+27 (0)82 4000 470 rob@robcaskie.com

I am back in the Arctic; this time on the west coast of Greenland and Baffin Island in the Canadian Arctic. We are hoping to get up towards 80 degrees alongside Ellesmere Island, from whence so many early North Pole attempts originated.
We have onboard a local Inuit, specialising in Greenlandic Culture and in charge of the Polar Bear protection program. Wayne is stocky, powerfully built and a man of few words. I was fortunate enough to coax a few stories out of him on deck yesterday, which I feel are worth sharing. In 30 adult years in the Arctic, he has had to shoot two bears in defence of guests. In one case school children. Notably a Polar Bear gallops much like a horse, and can reach 50km/hr. Tragically, the third bear he was obliged to put down was a very old, emaciated female who just kept walking calmly towards his group. Inuit who were present maintain she wanted a meal, or to be put out of her misery, and she received the second option, much to the sadness of all. The curtains closed on her life.

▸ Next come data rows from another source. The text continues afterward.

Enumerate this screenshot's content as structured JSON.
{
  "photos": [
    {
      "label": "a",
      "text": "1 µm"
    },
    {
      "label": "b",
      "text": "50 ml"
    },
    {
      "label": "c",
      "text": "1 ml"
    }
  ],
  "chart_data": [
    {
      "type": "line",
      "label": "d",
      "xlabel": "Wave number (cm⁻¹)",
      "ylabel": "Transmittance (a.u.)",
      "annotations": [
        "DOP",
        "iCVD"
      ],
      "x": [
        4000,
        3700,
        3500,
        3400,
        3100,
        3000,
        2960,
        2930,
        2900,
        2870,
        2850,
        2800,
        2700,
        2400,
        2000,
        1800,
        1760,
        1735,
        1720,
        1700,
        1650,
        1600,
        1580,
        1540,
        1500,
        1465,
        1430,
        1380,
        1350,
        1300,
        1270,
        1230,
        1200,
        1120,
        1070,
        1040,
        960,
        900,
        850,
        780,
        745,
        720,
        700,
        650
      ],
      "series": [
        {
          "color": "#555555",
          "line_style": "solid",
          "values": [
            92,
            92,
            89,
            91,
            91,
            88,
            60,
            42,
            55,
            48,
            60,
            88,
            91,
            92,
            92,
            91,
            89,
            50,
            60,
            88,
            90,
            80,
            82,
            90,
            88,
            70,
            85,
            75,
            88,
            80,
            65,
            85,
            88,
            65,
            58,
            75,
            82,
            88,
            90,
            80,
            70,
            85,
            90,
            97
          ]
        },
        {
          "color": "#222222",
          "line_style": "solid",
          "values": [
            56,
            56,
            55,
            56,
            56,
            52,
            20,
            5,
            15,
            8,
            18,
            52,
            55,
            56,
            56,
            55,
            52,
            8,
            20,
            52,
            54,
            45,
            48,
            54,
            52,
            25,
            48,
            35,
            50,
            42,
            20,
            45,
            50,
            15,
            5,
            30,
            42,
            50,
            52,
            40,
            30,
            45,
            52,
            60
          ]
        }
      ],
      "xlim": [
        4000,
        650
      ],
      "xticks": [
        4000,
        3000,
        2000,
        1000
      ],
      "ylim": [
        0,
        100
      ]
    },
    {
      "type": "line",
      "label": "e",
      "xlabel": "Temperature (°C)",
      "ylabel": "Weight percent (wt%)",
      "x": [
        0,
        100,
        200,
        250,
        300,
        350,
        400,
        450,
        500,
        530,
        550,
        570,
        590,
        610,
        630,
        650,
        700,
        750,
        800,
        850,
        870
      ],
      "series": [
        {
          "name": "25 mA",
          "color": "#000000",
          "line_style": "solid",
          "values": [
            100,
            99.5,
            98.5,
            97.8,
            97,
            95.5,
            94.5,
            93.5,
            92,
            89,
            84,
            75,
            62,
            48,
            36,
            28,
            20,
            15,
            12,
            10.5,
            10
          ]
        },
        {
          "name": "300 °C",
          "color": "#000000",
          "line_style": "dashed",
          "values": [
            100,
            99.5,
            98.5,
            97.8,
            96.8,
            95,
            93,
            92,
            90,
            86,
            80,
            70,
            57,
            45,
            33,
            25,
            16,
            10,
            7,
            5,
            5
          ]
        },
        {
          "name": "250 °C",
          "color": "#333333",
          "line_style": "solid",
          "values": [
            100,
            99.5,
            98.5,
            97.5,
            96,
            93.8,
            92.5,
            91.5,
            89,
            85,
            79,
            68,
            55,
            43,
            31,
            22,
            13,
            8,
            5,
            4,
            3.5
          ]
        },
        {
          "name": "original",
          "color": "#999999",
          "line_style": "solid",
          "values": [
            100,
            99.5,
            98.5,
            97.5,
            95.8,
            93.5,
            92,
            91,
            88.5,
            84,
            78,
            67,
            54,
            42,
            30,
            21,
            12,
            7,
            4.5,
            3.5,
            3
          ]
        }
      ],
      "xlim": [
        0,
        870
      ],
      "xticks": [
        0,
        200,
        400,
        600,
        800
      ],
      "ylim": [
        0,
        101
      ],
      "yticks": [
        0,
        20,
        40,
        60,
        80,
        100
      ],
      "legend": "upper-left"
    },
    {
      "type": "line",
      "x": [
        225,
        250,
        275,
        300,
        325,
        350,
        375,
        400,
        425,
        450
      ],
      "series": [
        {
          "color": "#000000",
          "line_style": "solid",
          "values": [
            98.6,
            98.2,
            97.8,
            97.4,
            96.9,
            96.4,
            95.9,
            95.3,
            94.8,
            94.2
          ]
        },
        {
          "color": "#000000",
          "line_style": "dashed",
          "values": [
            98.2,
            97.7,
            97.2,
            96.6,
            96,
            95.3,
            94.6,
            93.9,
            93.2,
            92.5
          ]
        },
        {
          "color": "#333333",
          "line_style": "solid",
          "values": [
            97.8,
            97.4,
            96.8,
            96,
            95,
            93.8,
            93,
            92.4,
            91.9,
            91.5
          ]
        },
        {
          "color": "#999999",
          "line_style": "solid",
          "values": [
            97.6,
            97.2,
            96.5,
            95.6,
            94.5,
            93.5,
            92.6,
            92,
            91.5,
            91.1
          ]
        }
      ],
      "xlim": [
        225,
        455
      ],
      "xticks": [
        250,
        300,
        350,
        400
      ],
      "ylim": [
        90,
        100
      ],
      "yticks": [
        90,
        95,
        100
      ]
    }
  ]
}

In one situation, Wayne was working at a remote camp with an electric fence around the perimeter on account of bears. Usually a shout or hand clapping was enough to encourage bears to move off. On this particular day, part of the fence was down on account of pipe repairs. A colleague told Wayne there was a bear on the fence near the gap. Wayne walked out (without a rifle) and got about 50 yards from the bear, and 50 yards from the building. He clapped his hands, whereupon the bear dropped his head and charged. Wayne sprinted back towards the building, everyone shouting, the bear gaining on him fast. He sprinted up the stairs, and slammed the heavy glass door behind him as the bear hit the door! Those inside the room could see the bear trying to chew the door open through the glass. The bear then went back downstairs and looked into each window, about 8 feet off the ground, trying to find a way in.
I listened in awe of these stories, from a local with a deep knowledge and love of Polar Bears.
Two adult Polar Bears on our proposed landing site yesterday obliged us to change the whole operation to Zodiac tours only. We have appointed bear guards who land first, scout the area, and establish a safe perimeter keeping a constant eye out for bears. The principal aim being to avoid any interaction with a bear becoming a confrontation. Seeing Wayne high above us on a ridge, with binoculars and his .375 rifle is very comforting, although bang flares are our first go-to bear deterrent.